I want you to be my friend because I’m funny. I want you be my friend because I know how to be silly. I want you to think I’m smart or at least well-read. I want you to think I’m capable, like the woman in the sculpture a friend once described to me: a baby at her breast in one arm, today’s hunted rabbit held out in the other: always both a mother and a fearsome thing of power.
So to clear my heart of every trace of deceit…what does that mean for me? What must I clear out? The simple longing for your approval? And what is beneath that longing?
Doesn’t it always come back to what I hold as most valuable? Benedict says to count nothing more important than how I love Christ.
All my life I’ve been told that loving Christ is a simple three-tiered system. Christ first, others second, myself third. Those people didn’t live in my mess of a wired brain, where there are no tiers—only patterns of blessing and patterns of cursing. Where what I want to love battles it out with what my broken mind tells me I must have to survive: approval, acceptance, success.
There are Jesus wires in there. Some are on top. Others must be dug out from underneath the wires of self-centeredness, quick anger, fear of discomfort, and on and on.
Maybe to love Christ above all, to count nothing more important than Christ, first begins with counting what is true. That practice of unstringing those fearsome wires begins by remembering that Christ the healer doesn’t simply share space with broken habits, he begins to reveal them. I want to live in a way that acknowledges that healing, that allows the Holy Spirit to fill the space of my mind. And then, when the hurtful wires makes themselves known, I can hear Jesus speaking peace to it, comforting this poser, offering me truth in the place of the lie:
- I am not bound by the need to please you, instead I’m offered a chance to bring reconciliation to you and your broken places (2 Corinthians 5:17-21).
- I am not failing at changing the world. I have been given this very moment, this very appointment to be a woman of love, joy, peace, patience, kindness, goodness, faithfulness, gentleness and self-control (Galatians 5:22-23)
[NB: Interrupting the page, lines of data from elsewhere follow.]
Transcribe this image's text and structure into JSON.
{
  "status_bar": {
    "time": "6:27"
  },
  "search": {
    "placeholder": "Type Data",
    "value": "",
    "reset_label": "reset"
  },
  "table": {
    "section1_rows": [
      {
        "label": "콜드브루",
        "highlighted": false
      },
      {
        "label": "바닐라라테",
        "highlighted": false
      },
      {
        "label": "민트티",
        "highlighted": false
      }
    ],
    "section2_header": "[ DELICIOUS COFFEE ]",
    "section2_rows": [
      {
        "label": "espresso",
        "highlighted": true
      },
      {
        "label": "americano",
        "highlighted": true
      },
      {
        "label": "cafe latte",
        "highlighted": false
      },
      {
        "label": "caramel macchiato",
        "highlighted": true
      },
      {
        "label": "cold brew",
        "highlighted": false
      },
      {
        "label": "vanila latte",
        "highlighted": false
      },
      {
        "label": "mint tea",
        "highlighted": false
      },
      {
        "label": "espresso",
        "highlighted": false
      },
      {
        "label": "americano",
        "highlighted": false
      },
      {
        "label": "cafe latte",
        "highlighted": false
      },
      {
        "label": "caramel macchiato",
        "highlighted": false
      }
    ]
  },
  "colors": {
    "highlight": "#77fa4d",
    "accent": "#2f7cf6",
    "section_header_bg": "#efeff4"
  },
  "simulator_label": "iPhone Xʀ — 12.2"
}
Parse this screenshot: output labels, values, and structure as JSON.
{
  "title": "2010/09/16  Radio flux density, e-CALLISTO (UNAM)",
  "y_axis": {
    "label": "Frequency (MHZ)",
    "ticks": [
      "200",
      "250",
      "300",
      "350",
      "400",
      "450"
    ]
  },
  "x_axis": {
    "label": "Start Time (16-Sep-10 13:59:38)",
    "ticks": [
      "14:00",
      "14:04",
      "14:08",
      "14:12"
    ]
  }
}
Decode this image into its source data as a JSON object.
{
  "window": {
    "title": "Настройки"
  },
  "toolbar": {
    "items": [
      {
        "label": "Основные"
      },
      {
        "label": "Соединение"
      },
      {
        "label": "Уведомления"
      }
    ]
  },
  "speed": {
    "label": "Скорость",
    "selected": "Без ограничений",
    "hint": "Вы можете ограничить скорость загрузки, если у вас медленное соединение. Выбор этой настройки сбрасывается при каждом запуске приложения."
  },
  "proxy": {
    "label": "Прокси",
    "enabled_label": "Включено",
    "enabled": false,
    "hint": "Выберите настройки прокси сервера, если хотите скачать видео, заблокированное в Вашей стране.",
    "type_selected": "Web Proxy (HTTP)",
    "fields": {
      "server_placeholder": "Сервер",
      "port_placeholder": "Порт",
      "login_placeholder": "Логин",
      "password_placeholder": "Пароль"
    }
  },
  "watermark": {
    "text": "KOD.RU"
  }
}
- I may be a mess, but I am not a disaster. I am God’s work: his art, his pleasure (Ephesians 2:10).
- I may feel exhausted, but I am sustained by the Love that created all other love. I cannot be separated from God’s love (Romans 8:31-39)
- I am an imperfect friend. But I am a friend of Christ’s because he said so (John 15:15).
I want to “speak truth with integrity of heart and tongue.” That begins by knowing the truth and loving the truth. And it all goes back to how I love the God I worship. Counting nothing as more important than the love I cherish for Christ.
It may not be linear, but at least I can start with that wire as I unwrap the bundle.